Em outro momento desse trabalho dissemos que as ações coletivas se prestam à defesa de direitos transindividuais; passaremos agora para a análise dessas questões, esclarecendo porque consideramos os bens jurídicos objeto das ações eleitorais como direitos difusos, bem como as conseqüências processuais de reputá-las ações coletivas lato sensu.

Como primeira providência, impõe-se a definição do conceito de direitos transindividuais, e, em meio a estes, a menção aos direitos difusos, que mais nos interessam, por adequarem-se à questão eleitoral. Tal definição será extraída da doutrina de Hugo Nigro Mazzilli 5, nos seguintes termos:

Situados numa posição intermediária entre o interesse público e o interesse privado, existem os interesses transindividuais (também chamados de interesses coletivos, em sentido lato), os quais são compartilhados por grupos, classes ou categorias de pessoas. (...) Difusos – como o conceitua o CDC – são interesses ou direitos "transindividuais, de natureza indivisível, de que sejam titulares pessoas indeterminadas e ligadas por circunstâncias de fato". (...) São como um feixe ou conjunto de interesses individuais, de objeto indivisível, compartilhados por pessoas indetermináveis, que se encontram unidas por circunstâncias de fato conexas. (MAZZILLI, 2004, p. 50)
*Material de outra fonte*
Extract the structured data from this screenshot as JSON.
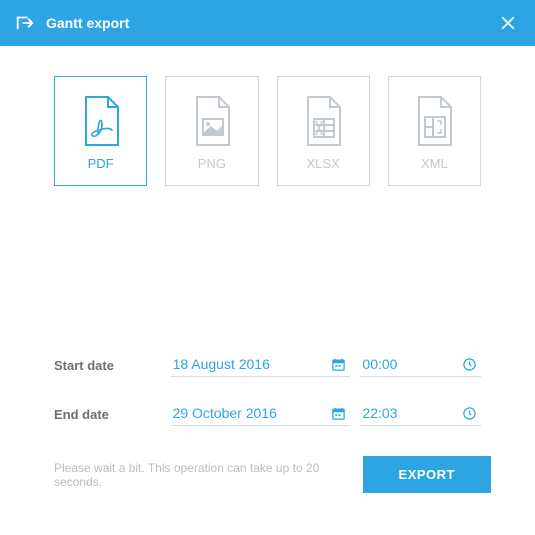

Complementando o conceito, o mesmo autor passa a fazer uma classificação dos direitos difusos em diversos grupos e, nessa análise, menciona que há interesses difusos "tão abrangentes que chegam a coincidir com o interesse público" (2004, p. 51). Sob esse conceito vislumbramos os direitos abarcados pelas ações eleitorais. Como pudemos delinear anteriormente, todas as ações estudadas – guardadas as devidas distinções - têm, como objetivo comum, a finalidade de garantir a legalidade do sufrágio, a lisura do processo eleitoral e, por conseqüência, a manutenção do status da democracia brasileira.

Esses direitos são pertencentes a toda a população brasileira, sejam eleitores ou não, posto que a todos interessa a manutenção da democracia e o bom exercício das funções políticas do Estado, o que somente poderá acontecer se o processo eleitoral estiver livre de qualquer mácula. Constitui também interesse comum a todos os eleitores (de forma indivisível) a garantia da sua liberdade de voto, bem como que a formação de sua opinião política não seja influenciada por outros fatores, como a corrupção e a captação ilícita de sufrágio. Ademais, interessa a todo o povo da nação o preenchimento das condições de elegibilidade por aqueles que pretendem disputar o pleito eleitoral, pois, somente com a possibilidade de diferentes candidaturas resta preservada a liberdade de escolha, mediante o julgamento das diversas propostas políticas apresentadas. E, por fim, constitui direito de cada cidadão o sufrágio universal, entendido este como o direito de votar e ser votado.

Como se colhe das afirmações acima, os direitos postos em discussão por meio das ações eleitorais são típicos direitos difusos, enquadrados na categoria mencionada por Mazzilli, ou seja, os que são tão abrangentes que chegam a coincidir com o próprio interesse público. E tal premissa decorre simplesmente do fato de que os elementos concernentes à lisura do processo eleitoral são corolários constitucionais, motivo pelo qual, lato sensu, se dirigem as ações eleitorais à garantia do cumprimento da própria Constituição Federal.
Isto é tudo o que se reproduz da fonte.